Companies such as Primary Intelligence (no affiliation) have been delivering outstanding value-add sales and marketing analytics and insight for years now. How many people know that such companies exist? Relatively few. I've been hopeful that, with acqusitions such as IBM/SPSS, the 900 pound gorillas of IT might do a better job of educating the market. Time will tell.
Yes, the revolution is coming. Just more slowly than we'd like. If you do convince EMC to host Devenport, it'd be interesting to see how many of the attendees take his advice seriously and welcome analytics into their processes.
Posted by: josephmartins | June 03, 2010 at 03:32 PM
Hi Joseph
I think it's a completely relevant topic to explore "how do new ideas and practices become prevalent in the business world?" with proficient use of business analytics right up there with globalization, diversity, sustainability, six sigma et. al.
I tend to have some half-baked thoughts around the processes at work that cause us to use and adopt new ways of doing business.
Maybe worth exploring, or not ...
-- Chuck
Posted by: Chuck Hollis | June 07, 2010 at 01:37 PM
Chuck here ...
I'm getting a lot of back-channel discussion around what appears to be a dissing of MDM and related topics.
That wasn't my intent, really.
Upon reconsideration, I probably should have said that having nice, well-organized and sanitized data can only get you so far -- at some point, real business value comes from mastering the other kind :-)
The real discussion might be -- what are the limits to MDM in this new world?
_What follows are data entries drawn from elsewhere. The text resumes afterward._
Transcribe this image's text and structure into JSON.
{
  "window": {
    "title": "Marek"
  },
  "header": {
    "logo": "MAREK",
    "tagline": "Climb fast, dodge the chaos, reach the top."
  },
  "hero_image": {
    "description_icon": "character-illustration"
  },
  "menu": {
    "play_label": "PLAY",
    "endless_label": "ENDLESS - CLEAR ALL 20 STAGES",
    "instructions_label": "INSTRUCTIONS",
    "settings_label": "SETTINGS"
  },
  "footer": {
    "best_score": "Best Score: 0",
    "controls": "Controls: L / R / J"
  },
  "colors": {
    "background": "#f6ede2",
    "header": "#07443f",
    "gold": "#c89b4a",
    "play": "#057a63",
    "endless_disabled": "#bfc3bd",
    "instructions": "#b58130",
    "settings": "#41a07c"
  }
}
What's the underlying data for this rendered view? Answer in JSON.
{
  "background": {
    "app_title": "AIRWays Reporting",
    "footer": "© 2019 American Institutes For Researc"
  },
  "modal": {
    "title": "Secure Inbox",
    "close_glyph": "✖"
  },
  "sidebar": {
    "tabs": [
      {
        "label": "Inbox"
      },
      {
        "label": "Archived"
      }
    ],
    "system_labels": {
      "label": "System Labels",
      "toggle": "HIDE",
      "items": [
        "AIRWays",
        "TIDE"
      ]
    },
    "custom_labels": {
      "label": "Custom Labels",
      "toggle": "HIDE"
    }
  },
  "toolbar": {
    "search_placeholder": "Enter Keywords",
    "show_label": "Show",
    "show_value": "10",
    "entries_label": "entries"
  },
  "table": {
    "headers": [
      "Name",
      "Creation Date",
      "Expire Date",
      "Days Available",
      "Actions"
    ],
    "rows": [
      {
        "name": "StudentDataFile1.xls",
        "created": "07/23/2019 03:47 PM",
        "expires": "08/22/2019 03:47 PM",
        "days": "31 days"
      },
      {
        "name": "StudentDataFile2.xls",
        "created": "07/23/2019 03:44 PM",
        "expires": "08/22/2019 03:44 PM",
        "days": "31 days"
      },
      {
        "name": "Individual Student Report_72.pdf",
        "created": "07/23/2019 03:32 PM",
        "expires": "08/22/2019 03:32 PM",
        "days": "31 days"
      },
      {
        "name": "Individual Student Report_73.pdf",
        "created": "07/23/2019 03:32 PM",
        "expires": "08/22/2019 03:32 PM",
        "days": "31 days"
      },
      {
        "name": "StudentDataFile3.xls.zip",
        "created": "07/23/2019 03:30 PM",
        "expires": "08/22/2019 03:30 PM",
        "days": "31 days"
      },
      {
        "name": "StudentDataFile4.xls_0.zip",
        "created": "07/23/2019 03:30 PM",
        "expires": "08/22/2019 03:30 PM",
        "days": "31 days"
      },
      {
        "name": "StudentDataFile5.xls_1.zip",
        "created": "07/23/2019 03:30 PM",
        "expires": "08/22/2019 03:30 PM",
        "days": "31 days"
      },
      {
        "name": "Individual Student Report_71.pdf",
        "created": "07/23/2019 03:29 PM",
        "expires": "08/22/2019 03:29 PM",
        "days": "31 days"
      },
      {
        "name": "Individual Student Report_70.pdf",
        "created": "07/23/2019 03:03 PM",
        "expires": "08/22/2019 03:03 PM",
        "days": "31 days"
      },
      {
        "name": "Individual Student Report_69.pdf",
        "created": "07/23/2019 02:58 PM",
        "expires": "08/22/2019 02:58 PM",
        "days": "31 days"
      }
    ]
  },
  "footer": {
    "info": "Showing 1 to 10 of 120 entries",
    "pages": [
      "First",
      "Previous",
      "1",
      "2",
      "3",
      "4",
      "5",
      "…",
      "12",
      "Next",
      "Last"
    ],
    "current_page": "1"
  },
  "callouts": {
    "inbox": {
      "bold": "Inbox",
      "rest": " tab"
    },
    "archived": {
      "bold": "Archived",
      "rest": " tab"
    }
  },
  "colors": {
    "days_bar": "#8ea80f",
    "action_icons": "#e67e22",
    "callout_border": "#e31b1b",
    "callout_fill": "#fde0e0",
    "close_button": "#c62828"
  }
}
How much should be shared views of data, and how much are independent and context-dependent?
Now *that* would be an interesting discussion, no?
-- Chuck
Posted by: Chuck Hollis | June 07, 2010 at 01:39 PM
Making Analytics sexy doesn’t make it easier to implement! And this is where the challenge lies in Analytics. Striking headlines make for easy copy but don’t do wonders for executing analytic intent within a corporation.
Unfortunately executing analytics is hard work and demands the coming together of business skills, advanced statistical knowledge and technology capabilities.